The subject matter described herein can be embodied in systems, apparatus, methods, and/or articles depending on the desired configuration. The implementations set forth in the foregoing description do not represent all implementations consistent with the subject matter described herein. Instead, they are merely some examples consistent with aspects related to the described subject matter. Although a few variations have been described in detail above, other modifications or additions are possible. In particular, further features and/or variations can be provided in addition to those set forth herein. For example, the implementations described above can be directed to various combinations and subcombinations of the disclosed features and/or combinations and subcombinations of several further features disclosed above. In addition, the logic flows depicted in the accompanying figures and/or described herein do not necessarily require the particular order shown, or sequential order, to achieve desirable results. For example, the logic flows may include different and/or additional operations than shown without departing from the scope of the present disclosure. One or more operations of the logic flows may be repeated and/or omitted without departing from the scope of the present disclosure. Other implementations may be within the scope of the following claims.

Claims

What is claimed is:

1. A system, comprising:

at least one processor; and

at least one memory storing instructions, which when executed by the at least one processor, result in operations comprising:

setting, from a user interface, a first threshold by selecting a value of a first cardinality flag;

setting, from the user interface, a second threshold by selecting a value of a second cardinality flag, the second threshold being greater than the first threshold;

receiving, from an optimizer, one or more cardinality estimates for each operator of a query;

determining a highest value of the one or more cardinality estimates for each operator of the query;

selecting, based on the highest value of the one or more cardinality estimates for each operator of the query, one of at least three processing modes for processing the query, wherein the at least three processing modes comprises: a first mode, a second mode, and a third mode;

based on the highest value being less than or equal to the first threshold, indicating the first mode, commencing processing of the query by interpreting source code and initiating compiling of the source code asynchronously;

based on the highest value being between the first threshold and the second threshold, indicating the second mode, commencing processing of the query by both compiling and interpreting the source code; and

based on the highest value being greater than or equal to the second threshold, indicating the third mode, commencing processing of the query by compiling the source code and avoiding use of an interpreter.
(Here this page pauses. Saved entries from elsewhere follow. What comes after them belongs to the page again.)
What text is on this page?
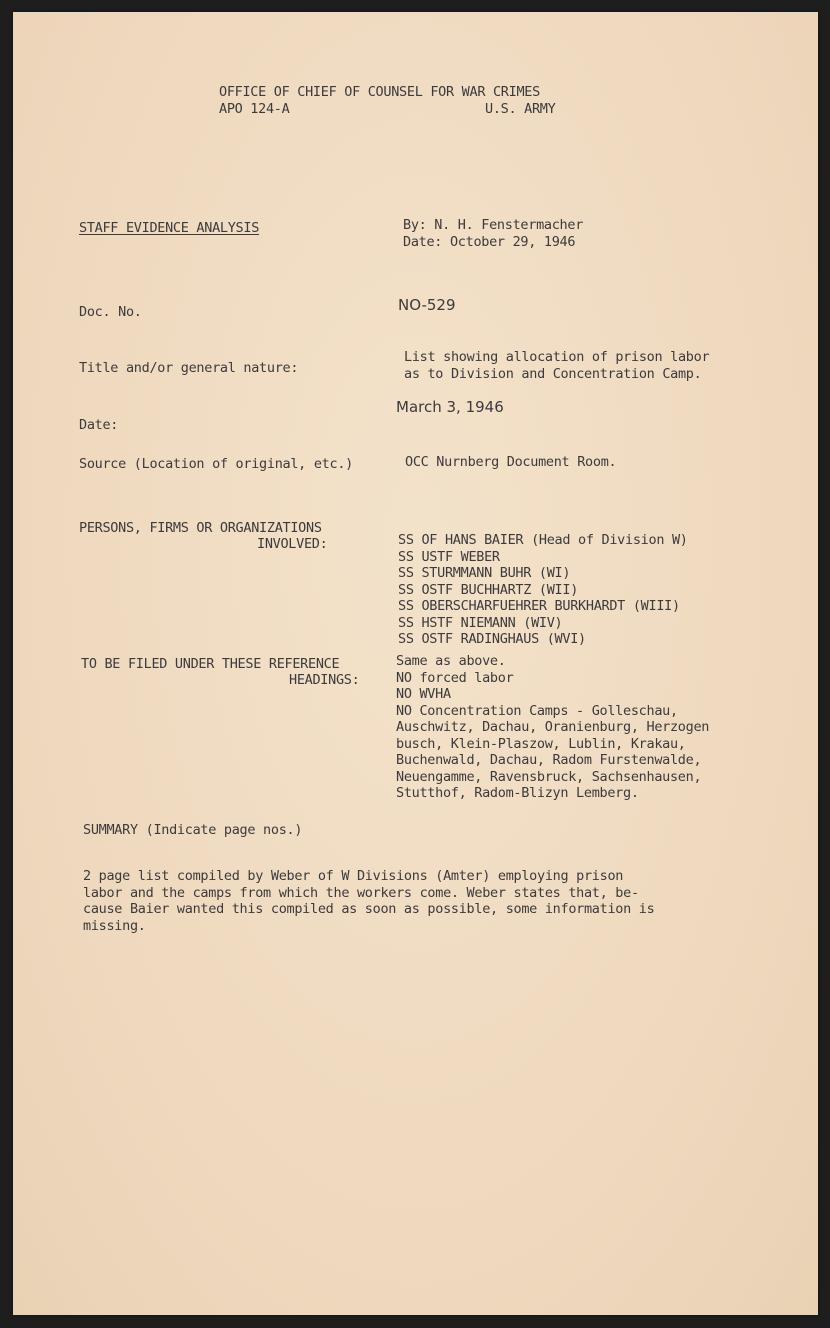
OFFICE OF CHIEF OF COUNSEL FOR WAR CRIMES
APO 124-A	U.S. ARMY
STAFF EVIDENCE ANALYSIS	By: N. H. Fenstermacher
Date: October 29, 1946
Doc. No.	NO-529
Title and/or general nature:
List showing allocation of prison labor
as to Division and Concentration Camp.
Date:
March 3, 1946
Source (Location of original, etc.)	OCC Nurnberg Document Room.
PERSONS, FIRMS OR ORGANIZATIONS
INVOLVED:	SS OF HANS BAIER (Head of Division W)
SS USTF WEBER
SS STURMMANN BUHR (WI)
SS OSTF BUCHHARTZ (WII)
SS OBERSCHARFUEHRER BURKHARDT (WIII)
SS HSTF NIEMANN (WIV)
SS OSTF RADINGHAUS (WVI)
TO BE FILED UNDER THESE REFERENCE
HEADINGS:
Same as above.
NO forced labor
NO WVHA
NO Concentration Camps - Golleschau,
Auschwitz, Dachau, Oranienburg, Herzogen
busch, Klein-Plaszow, Lublin, Krakau,
Buchenwald, Dachau, Radom Furstenwalde,
Neuengamme, Ravensbruck, Sachsenhausen,
Stutthof, Radom-Blizyn Lemberg.
SUMMARY (Indicate page nos.)
2 page list compiled by Weber of W Divisions (Amter) employing prison
labor and the camps from which the workers come. Weber states that, be-
cause Baier wanted this compiled as soon as possible, some information is
missing.
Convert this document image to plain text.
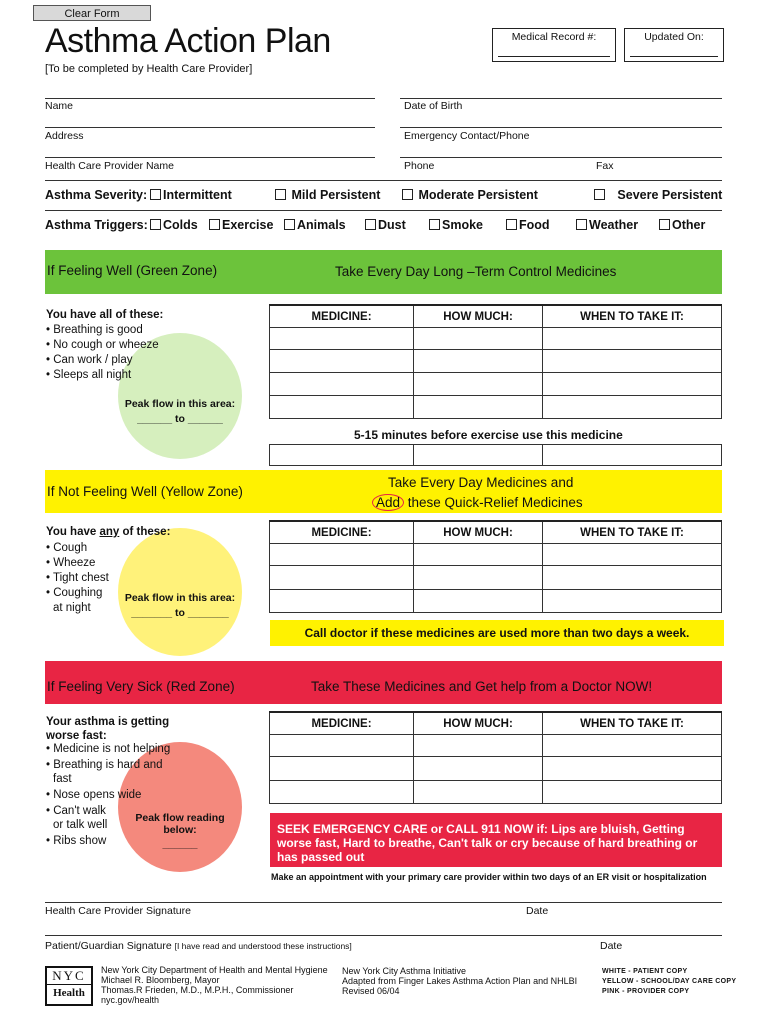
Clear Form
Asthma Action Plan
[To be completed by Health Care Provider]
Medical Record #:	Updated On:
Name	Date of Birth
Address	Emergency Contact/Phone
Health Care Provider Name	Phone	Fax
Asthma Severity:	Intermittent	Mild Persistent	Moderate Persistent	Severe Persistent
Asthma Triggers:	Colds	Exercise	Animals	Dust	Smoke	Food	Weather	Other
If Feeling Well (Green Zone)	Take Every Day Long –Term Control Medicines
Peak flow in this area:
______ to ______
You have all of these:
• Breathing is good
• No cough or wheeze
• Can work / play
• Sleeps all night
MEDICINE:	HOW MUCH:	WHEN TO TAKE IT:

5-15 minutes before exercise use this medicine

If Not Feeling Well (Yellow Zone)
Take Every Day Medicines and
Add these Quick-Relief Medicines
Peak flow in this area:
_______ to _______
You have any of these:
• Cough
• Wheeze
• Tight chest
• Coughing
at night
MEDICINE:	HOW MUCH:	WHEN TO TAKE IT:

Call doctor if these medicines are used more than two days a week.
If Feeling Very Sick (Red Zone)	Take These Medicines and Get help from a Doctor NOW!
Peak flow reading below:
______
Your asthma is getting
worse fast:
• Medicine is not helping
• Breathing is hard and
fast
• Nose opens wide
• Can't walk
or talk well
• Ribs show
MEDICINE:	HOW MUCH:	WHEN TO TAKE IT:

SEEK EMERGENCY CARE or CALL 911 NOW if: Lips are bluish, Getting worse fast, Hard to breathe, Can't talk or cry because of hard breathing or has passed out
Make an appointment with your primary care provider within two days of an ER visit or hospitalization
Health Care Provider Signature	Date
Patient/Guardian Signature [I have read and understood these instructions]	Date
NYC
Health
New York City Department of Health and Mental Hygiene
Michael R. Bloomberg, Mayor
Thomas.R Frieden, M.D., M.P.H., Commissioner
nyc.gov/health
New York City Asthma Initiative
Adapted from Finger Lakes Asthma Action Plan and NHLBI
Revised 06/04
WHITE - PATIENT COPY
YELLOW - SCHOOL/DAY CARE COPY
PINK - PROVIDER COPY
2. The system of claim 1, wherein the one or more cardinality estimates comprises one or more of: an estimated input cardinality, an estimated output cardinality, and an estimated intermediate cardinality.

3. The system of claim 1, wherein initiating compiling of the source code asynchronously comprises:

initiating the compiling after executing the interpreting a predetermined number of times; and

switching the processing to compiled code.

4. The system of claim 1, further comprising: in the second mode, switching the processing to compiled code when the compiled code is available.

5. The system of claim 1, further comprising: overriding the selected processing mode by triggering compilation earlier than specified by the selected processing mode.

6. The system of claim 1, wherein the first threshold and the second threshold are based on benchmark data associated with a workload.

7. The system of claim 1, wherein the first threshold and the second threshold are set at a tenant database level.

8. The system of claim 2, wherein the estimated intermediate cardinality comprises an estimate indicating a number of result tuples of a join operator.

9. A computer-implemented method comprising:

setting, from a user interface, a first threshold by selecting a value of a first cardinality flag;

setting, from the user interface, a second threshold by selecting a value of a second cardinality flag, the second threshold being greater than the first threshold;

receiving, from an optimizer, one or more cardinality estimates for each operator of a query;

determining a highest value of the one or more cardinality estimates for each operator of the query;

selecting, based on the highest value of the one or more cardinality estimates for each operator of the query, one of at least three processing modes for processing the query, wherein the at least three processing modes comprises: a first mode, a second mode, and a third mode;

based on the highest value being less than or equal to the first threshold, indicating the first mode, commencing processing of the query by interpreting source code and initiating compiling of the source code asynchronously;

based on the highest value being between the first threshold and the second threshold, indicating the second mode, commencing processing of the query by both compiling and interpreting the source code; and

based on the highest value being greater than or equal to the second threshold, indicating the third mode, commencing processing of the query by compiling the source code and avoiding use of an interpreter.

10. The computer-implemented method of claim 9, wherein the one or more cardinality estimates comprises one or more of: an estimated input cardinality, an estimated output cardinality, and an estimated intermediate cardinality.

11. The computer-implemented method of claim 9, wherein initiating compiling of the source code asynchronously comprises:

initiating the compiling after executing the interpreting a predetermined number of times; and

switching the processing to compiled code.

12. The computer-implemented method of claim 9, further comprising: in the second mode, switching the processing to compiled code when the compiled code is available.

13. The computer-implemented method of claim 9, further comprising: overriding the selected processing mode by triggering compilation earlier than specified by the selected processing mode.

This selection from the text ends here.